How Search Drives Collaboration Adoption
When I am organizing the monthly #CollabTalk TweetJams and putting together ideas for the 7 questions that we cover (after years of experimenting, 7 questions seemed to be the right pace for a one-hour event), I often include broad topics that allow varying backgrounds and opinions to jump in and add value. People may interpret a single question in a number of different ways, and I almost always walk away from these events with a new perspective or idea than when it started. And honestly, many of the questions posed during a tweetjam could be a topic all on their own.
Case in point was Question 6 from this month’s tweetjam on “Managing the Microsoft 365 Content Lifecycle“:
“Why do companies struggle with user adoption, and what are the primary barriers to implementing a successful adoption strategy?”
I talk and write fairly often on the topic of adoption.
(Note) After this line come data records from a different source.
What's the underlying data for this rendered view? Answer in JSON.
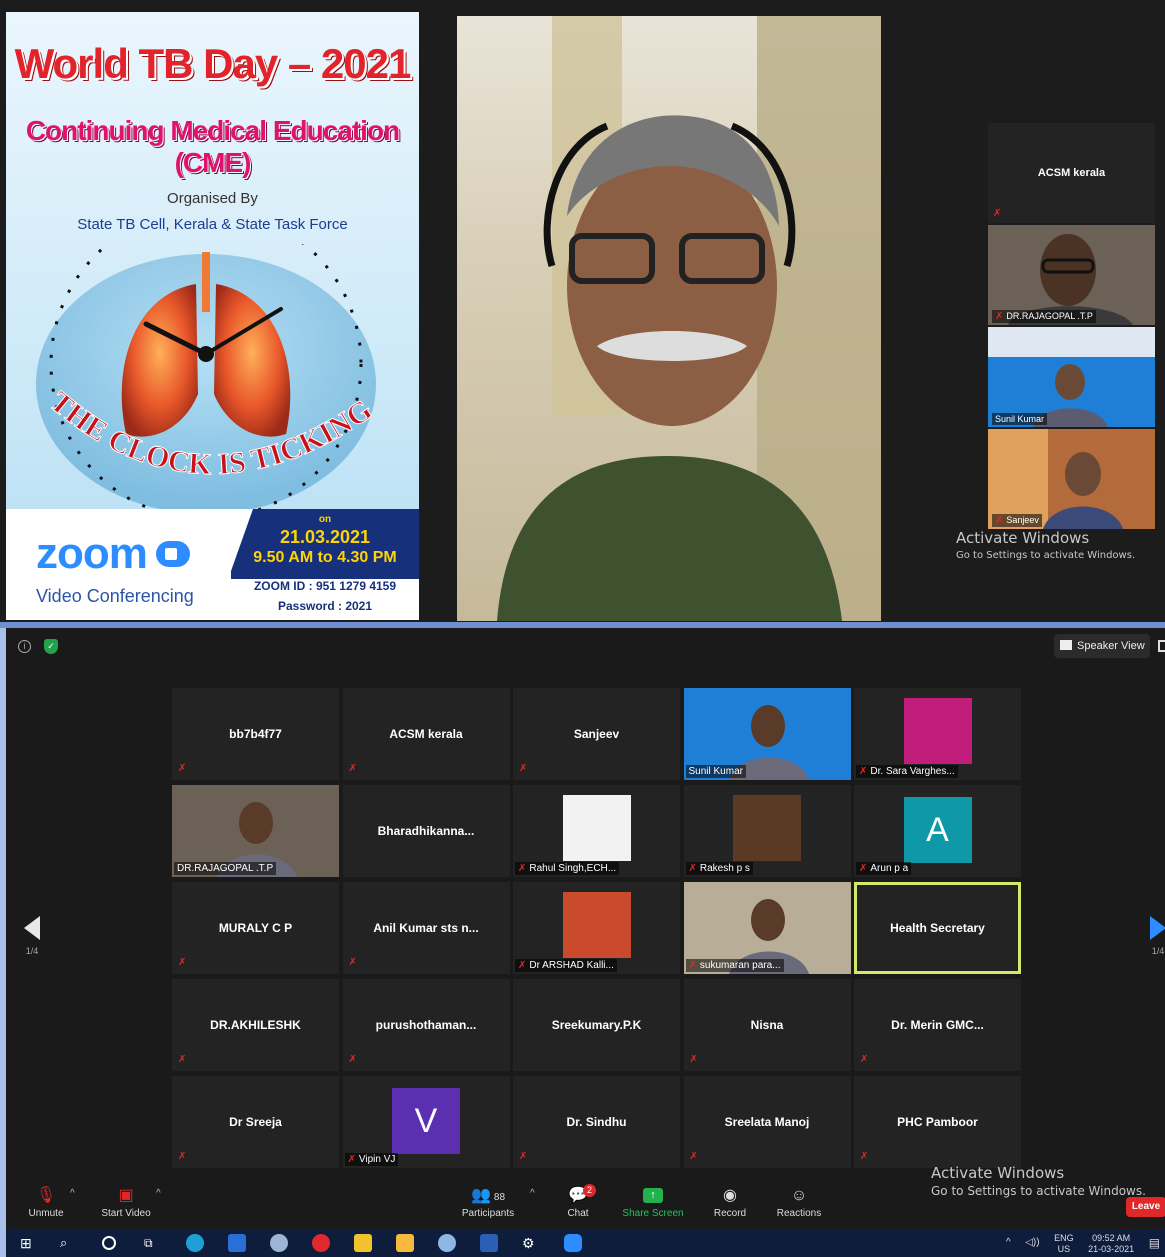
{
  "poster": {
    "title": "World TB Day – 2021",
    "subtitle": "Continuing Medical Education (CME)",
    "organised_by": "Organised By",
    "organisers": "State TB Cell, Kerala & State Task Force",
    "tagline": "THE CLOCK IS TICKING",
    "zoom_logo": "zoom",
    "zoom_subtitle": "Video Conferencing",
    "on_label": "on",
    "date": "21.03.2021",
    "time": "9.50 AM to 4.30 PM",
    "zoom_id": "ZOOM ID : 951 1279 4159",
    "password": "Password : 2021"
  },
  "speaker_strip": [
    {
      "name": "ACSM kerala",
      "muted": true,
      "video": false
    },
    {
      "name": "DR.RAJAGOPAL .T.P",
      "muted": true,
      "video": true
    },
    {
      "name": "Sunil Kumar",
      "muted": false,
      "video": true
    },
    {
      "name": "Sanjeev",
      "muted": true,
      "video": true
    }
  ],
  "activate_windows": {
    "title": "Activate Windows",
    "subtitle": "Go to Settings to activate Windows."
  },
  "gallery": {
    "view_button": "Speaker View",
    "page_prev": "1/4",
    "page_next": "1/4",
    "tiles": [
      {
        "name": "bb7b4f77",
        "type": "name",
        "muted": true
      },
      {
        "name": "ACSM kerala",
        "type": "name",
        "muted": true
      },
      {
        "name": "Sanjeev",
        "type": "name",
        "muted": true
      },
      {
        "name": "Sunil Kumar",
        "type": "video",
        "muted": false
      },
      {
        "name": "Dr. Sara Varghes...",
        "type": "picture",
        "muted": true
      },
      {
        "name": "DR.RAJAGOPAL .T.P",
        "type": "video",
        "muted": false
      },
      {
        "name": "Bharadhikanna...",
        "type": "name",
        "muted": false
      },
      {
        "name": "Rahul Singh,ECH...",
        "type": "picture",
        "muted": true
      },
      {
        "name": "Rakesh p s",
        "type": "picture",
        "muted": true
      },
      {
        "name": "Arun p a",
        "type": "letter",
        "letter": "A",
        "letter_color": "#0e98a8",
        "muted": true
      },
      {
        "name": "MURALY C P",
        "type": "name",
        "muted": true
      },
      {
        "name": "Anil Kumar sts n...",
        "type": "name",
        "muted": true
      },
      {
        "name": "Dr ARSHAD Kalli...",
        "type": "picture",
        "muted": true
      },
      {
        "name": "sukumaran para...",
        "type": "video",
        "muted": true
      },
      {
        "name": "Health Secretary",
        "type": "name",
        "muted": false,
        "active": true
      },
      {
        "name": "DR.AKHILESHK",
        "type": "name",
        "muted": true
      },
      {
        "name": "purushothaman...",
        "type": "name",
        "muted": true
      },
      {
        "name": "Sreekumary.P.K",
        "type": "name",
        "muted": false
      },
      {
        "name": "Nisna",
        "type": "name",
        "muted": true
      },
      {
        "name": "Dr. Merin GMC...",
        "type": "name",
        "muted": true
      },
      {
        "name": "Dr Sreeja",
        "type": "name",
        "muted": true
      },
      {
        "name": "Vipin VJ",
        "type": "letter",
        "letter": "V",
        "letter_color": "#5b2fb0",
        "muted": true
      },
      {
        "name": "Dr. Sindhu",
        "type": "name",
        "muted": true
      },
      {
        "name": "Sreelata Manoj",
        "type": "name",
        "muted": true
      },
      {
        "name": "PHC Pamboor",
        "type": "name",
        "muted": true
      }
    ]
  },
  "toolbar": {
    "unmute": "Unmute",
    "start_video": "Start Video",
    "participants": "Participants",
    "participants_count": "88",
    "chat": "Chat",
    "chat_badge": "2",
    "share_screen": "Share Screen",
    "record": "Record",
    "reactions": "Reactions",
    "leave": "Leave"
  },
  "taskbar": {
    "lang_top": "ENG",
    "lang_bottom": "US",
    "time": "09:52 AM",
    "date": "21-03-2021"
  }
}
The question can go in many directions. In my years of working with collaboration and information management technology, one of the most important factors that I have found to improve adoption is search — and the discovery user experience.
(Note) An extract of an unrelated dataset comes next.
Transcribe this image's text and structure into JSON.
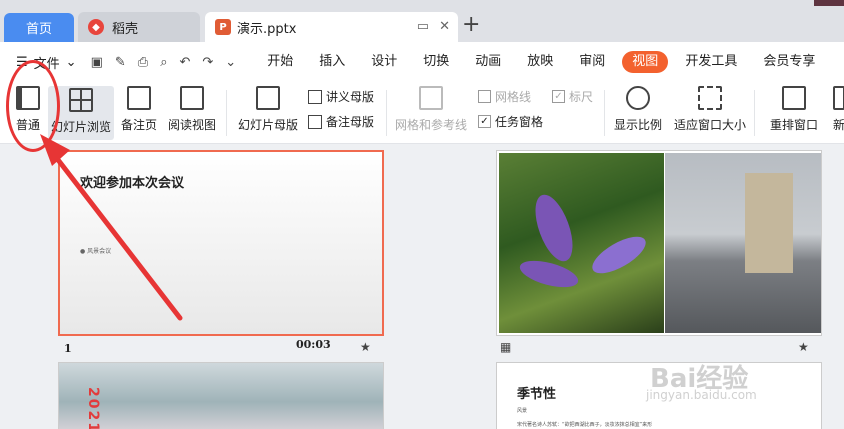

Getting your organization to use the platform which you spent so much time and effort to deploy is as much about building buzz, running contests and leaderboards (gamification), and constantly educating your users as it is about building and deploying the platform. Yes, ultimately, you need to deliver the features and business value — but even then, you’re going to need to employ some degree of salesmanship. No matter how solid the solution you deploy, adoption takes work.
So how do you get them to not only use the platform, but to stay engaged?
A cool splash screen? A dancing kitty GIF? Threats? Bribery?
The best way to get users to stay is to make it effortless for them to get what they need. I’ve often written about change management and governance, which are important in the ongoing support of any healthy collaboration environment. But search is fundamental to adoption. Give me what I need, when I need it, and where I need it.
Search has always been more of an art than a science. A few years back, I took a workshop with my friend and search expert Jeff Fried (@jefffried) to learn more about the technology behind search. While I took copious notes and understood much of the content shared, I quickly realized that a search expert I am not. However, the concepts are fairly straightforward, and worth sharing: crawl, index, query, rinse and repeat. The challenge is getting the terms right.
The crawl component goes through the all the content sources (web sites, file shares, SharePoint, profiles, etc.) and temporarily stores all of the information in the temporary crawl database. The crawl database contains detailed information about items that have been crawled such as last crawl time, crawl ID, and type of update (full or incremental). If there is a large amount of content to crawl through, you can simply add more crawl components to do the work.
Once the items have been crawled, content processing takes the crawled information and feeds it into an index. The index parses the documents, and then transforms the crawled content into indexed content. There is usually also a separate link database that writes the information about the links and URLs associated with the information.
The analytics processing component has two separate components itself. Search analytics goes through the crawled items to find activity information such as links, related people, and metadata. Usage analytics contains information like views on an item from a front-end event store. The processing component then returns the information to the content processing component to include them in the search index. Default usage events are things like views, recommendations displayed and recommendations clicked. Results from usage analytics are then stored in the analytics reporting database. Along with the new analytics processing comes some new default reports such as popularity trends and most popular items.
There are also separate index components and partitions. Each index component takes in the information from the content processing component. Queries are then sent to the index replicas from the query processing component.
The last piece of this puzzle is the query processing component. Within SharePoint, at least, this little guy sits between the search front-end and the index component. The purpose of the query processing component is to analyze and process the search queries and results. Once done, it submits the query to the index component and then returns it to the front-end.
All in all, it’s really not as complicated as it sounds. If your search is going slower that you’d like, add more horsepower. For faster crawl times, add more crawl databases and content processing components. If the results are taking too long to be returned, replicate the partition. Or in the case of a larger farm, split the index into more partitions. To increase the availability of query, create an extra query processing component on different application servers.
So why go to all the trouble of learning how all of this works? Because search is the backbone of collaboration and, as I mentioned up top, a key ingredient in making your environment perform under the scrutiny of discriminating end users. How do we get adoption to where we want it? Configure a fast, accurate, efficient search so your users can find what they’re looking for.